Silylidyne is a chemical substance occurring as a molecule found in stars and probably existing in interstellar space, or as a monolayer on the surface of solid silicon. The SiH molecule is a radical, and can be made experimentally by striking an electric arc to silicon on a low pressure hydrogen gas.

Surface
As a surface layer, silicon hydrides form when the silicon is cleaned with hydrofluoric acid. This surface hydrogen SiH decomposes when heated to 750 K. Other ways to coat a silicon surface in hydrogen is via reaction with atomic hydrogen, or hot silane.
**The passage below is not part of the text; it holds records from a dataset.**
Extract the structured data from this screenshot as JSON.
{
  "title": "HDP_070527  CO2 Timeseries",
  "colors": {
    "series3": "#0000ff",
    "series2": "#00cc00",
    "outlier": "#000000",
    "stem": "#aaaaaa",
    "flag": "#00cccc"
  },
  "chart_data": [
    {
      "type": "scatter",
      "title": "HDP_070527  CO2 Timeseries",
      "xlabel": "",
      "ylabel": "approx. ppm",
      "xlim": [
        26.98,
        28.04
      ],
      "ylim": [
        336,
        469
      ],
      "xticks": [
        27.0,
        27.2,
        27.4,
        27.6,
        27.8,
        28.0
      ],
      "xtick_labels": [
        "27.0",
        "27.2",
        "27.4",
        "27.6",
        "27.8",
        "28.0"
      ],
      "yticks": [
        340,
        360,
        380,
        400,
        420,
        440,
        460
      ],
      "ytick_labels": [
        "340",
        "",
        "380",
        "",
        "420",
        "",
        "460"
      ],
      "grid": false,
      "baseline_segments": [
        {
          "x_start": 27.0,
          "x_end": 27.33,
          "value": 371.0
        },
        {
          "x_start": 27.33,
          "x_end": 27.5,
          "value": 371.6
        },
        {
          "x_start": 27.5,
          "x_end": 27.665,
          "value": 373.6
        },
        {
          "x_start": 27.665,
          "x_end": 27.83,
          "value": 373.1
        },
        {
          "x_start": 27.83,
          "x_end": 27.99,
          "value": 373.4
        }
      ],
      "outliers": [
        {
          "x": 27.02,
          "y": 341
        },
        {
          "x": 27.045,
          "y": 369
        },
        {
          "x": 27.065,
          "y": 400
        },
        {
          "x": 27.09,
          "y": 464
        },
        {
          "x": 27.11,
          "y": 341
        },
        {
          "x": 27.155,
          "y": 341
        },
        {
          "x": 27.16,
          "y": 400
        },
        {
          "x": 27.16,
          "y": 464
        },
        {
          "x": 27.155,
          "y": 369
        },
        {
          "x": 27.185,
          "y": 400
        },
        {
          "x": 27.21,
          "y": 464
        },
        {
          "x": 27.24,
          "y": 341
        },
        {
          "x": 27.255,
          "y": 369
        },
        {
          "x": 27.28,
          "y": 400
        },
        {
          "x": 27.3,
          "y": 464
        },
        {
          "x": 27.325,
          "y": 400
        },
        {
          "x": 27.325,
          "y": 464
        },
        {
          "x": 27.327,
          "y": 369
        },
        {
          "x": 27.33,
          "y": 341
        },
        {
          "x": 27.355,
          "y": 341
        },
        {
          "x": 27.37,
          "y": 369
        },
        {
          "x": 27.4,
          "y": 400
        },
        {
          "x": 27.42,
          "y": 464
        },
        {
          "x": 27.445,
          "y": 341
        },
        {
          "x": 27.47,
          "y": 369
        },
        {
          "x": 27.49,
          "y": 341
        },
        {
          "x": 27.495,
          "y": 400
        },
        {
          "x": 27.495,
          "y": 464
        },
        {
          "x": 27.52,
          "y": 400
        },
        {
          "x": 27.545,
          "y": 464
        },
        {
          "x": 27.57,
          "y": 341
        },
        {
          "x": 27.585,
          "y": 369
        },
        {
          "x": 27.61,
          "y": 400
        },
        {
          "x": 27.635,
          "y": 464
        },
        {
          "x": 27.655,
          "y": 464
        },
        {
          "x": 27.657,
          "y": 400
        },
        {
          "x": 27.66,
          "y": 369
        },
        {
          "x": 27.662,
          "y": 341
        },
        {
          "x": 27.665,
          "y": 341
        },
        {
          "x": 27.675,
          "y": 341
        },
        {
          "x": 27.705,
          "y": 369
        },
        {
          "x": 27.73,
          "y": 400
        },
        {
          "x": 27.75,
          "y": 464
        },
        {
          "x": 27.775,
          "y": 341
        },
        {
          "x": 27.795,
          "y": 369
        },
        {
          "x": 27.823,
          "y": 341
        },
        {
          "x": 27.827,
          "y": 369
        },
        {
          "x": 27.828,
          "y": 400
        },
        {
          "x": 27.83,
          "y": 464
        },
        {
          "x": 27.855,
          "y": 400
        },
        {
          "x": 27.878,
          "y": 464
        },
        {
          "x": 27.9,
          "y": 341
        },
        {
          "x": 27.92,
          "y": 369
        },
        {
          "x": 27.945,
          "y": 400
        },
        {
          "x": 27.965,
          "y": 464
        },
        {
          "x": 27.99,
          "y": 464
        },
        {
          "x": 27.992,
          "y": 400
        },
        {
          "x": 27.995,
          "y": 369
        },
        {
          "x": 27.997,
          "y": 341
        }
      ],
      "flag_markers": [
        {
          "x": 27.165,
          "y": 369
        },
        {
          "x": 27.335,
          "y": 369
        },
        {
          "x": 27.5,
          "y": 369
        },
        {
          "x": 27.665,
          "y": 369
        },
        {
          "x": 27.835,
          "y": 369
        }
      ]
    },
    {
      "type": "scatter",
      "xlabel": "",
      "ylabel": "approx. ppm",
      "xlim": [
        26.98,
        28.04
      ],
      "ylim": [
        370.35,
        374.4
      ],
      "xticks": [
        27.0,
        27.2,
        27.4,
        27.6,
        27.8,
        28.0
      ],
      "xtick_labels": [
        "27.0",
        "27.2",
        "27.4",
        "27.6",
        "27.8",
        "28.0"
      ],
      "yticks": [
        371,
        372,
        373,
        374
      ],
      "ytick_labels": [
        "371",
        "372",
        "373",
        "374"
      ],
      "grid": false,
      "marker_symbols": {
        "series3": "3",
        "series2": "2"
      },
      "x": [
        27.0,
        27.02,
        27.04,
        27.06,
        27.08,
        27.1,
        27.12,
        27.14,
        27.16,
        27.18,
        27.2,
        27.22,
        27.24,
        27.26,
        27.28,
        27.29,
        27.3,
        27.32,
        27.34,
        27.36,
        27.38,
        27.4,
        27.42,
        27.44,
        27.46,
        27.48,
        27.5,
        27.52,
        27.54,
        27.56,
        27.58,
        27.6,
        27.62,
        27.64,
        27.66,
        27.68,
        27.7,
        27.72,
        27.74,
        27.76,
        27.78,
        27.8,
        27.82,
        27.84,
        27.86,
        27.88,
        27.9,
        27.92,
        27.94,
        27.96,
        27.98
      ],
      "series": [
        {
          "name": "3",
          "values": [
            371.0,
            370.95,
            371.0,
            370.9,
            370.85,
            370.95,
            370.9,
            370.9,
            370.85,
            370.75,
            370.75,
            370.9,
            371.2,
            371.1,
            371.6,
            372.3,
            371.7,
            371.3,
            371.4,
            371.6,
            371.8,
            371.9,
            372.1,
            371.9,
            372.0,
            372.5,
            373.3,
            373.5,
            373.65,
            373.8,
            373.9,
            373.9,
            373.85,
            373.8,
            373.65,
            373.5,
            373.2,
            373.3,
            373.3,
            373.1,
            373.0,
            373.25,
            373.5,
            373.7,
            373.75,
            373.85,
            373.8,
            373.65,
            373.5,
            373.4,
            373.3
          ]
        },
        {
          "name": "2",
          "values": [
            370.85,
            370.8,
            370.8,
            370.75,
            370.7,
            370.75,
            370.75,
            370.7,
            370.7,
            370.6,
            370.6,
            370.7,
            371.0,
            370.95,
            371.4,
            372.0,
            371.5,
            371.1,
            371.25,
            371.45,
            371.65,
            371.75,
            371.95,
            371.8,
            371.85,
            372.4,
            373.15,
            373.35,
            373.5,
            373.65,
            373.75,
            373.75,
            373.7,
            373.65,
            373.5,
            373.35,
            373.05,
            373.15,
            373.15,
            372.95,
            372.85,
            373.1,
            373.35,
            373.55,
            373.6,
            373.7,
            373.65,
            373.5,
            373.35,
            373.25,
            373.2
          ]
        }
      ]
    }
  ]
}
A (111) crystal face will become covered in the pure monohydride, but other faces on a silicon crystal will also have the dihydride and trihydride groups.

Group
The silylidyne group, not to be confused with silylidyne, is a ≡SiH group that is bonded with a triple bond. The hydrogen can be substituted by other groups to make a more generic family of silylidynes. It is known as a ligand on molybdenum.

Natural occurrence
Silicon monohydride in space was first noticed in sun spots in 1933. Later on it was found on the solar disk, photosphere, and in cool stars. Mira variable stars of type M or S may have emission lines of SiH. In even cooler brown dwarfs and planets, SiH is not found, but instead silicon takes form as silicon monoxide at low pressures, and SiH4 at high pressures. Minute amounts of SiH as a transient species may be found in these bodies as SiO and SiH4 react with water.

Properties
The Si-H bond strength is 80 kcal/mol.

Spectrum
The most prominent spectral band is due to A2Δ → X2Π transitions. Higher level excited states are the B2Σ− and C2Σ+, D2Δ, E2Σ+.

The life time of the molecules in the A state is 530 nanoseconds. They decay to the X ground state.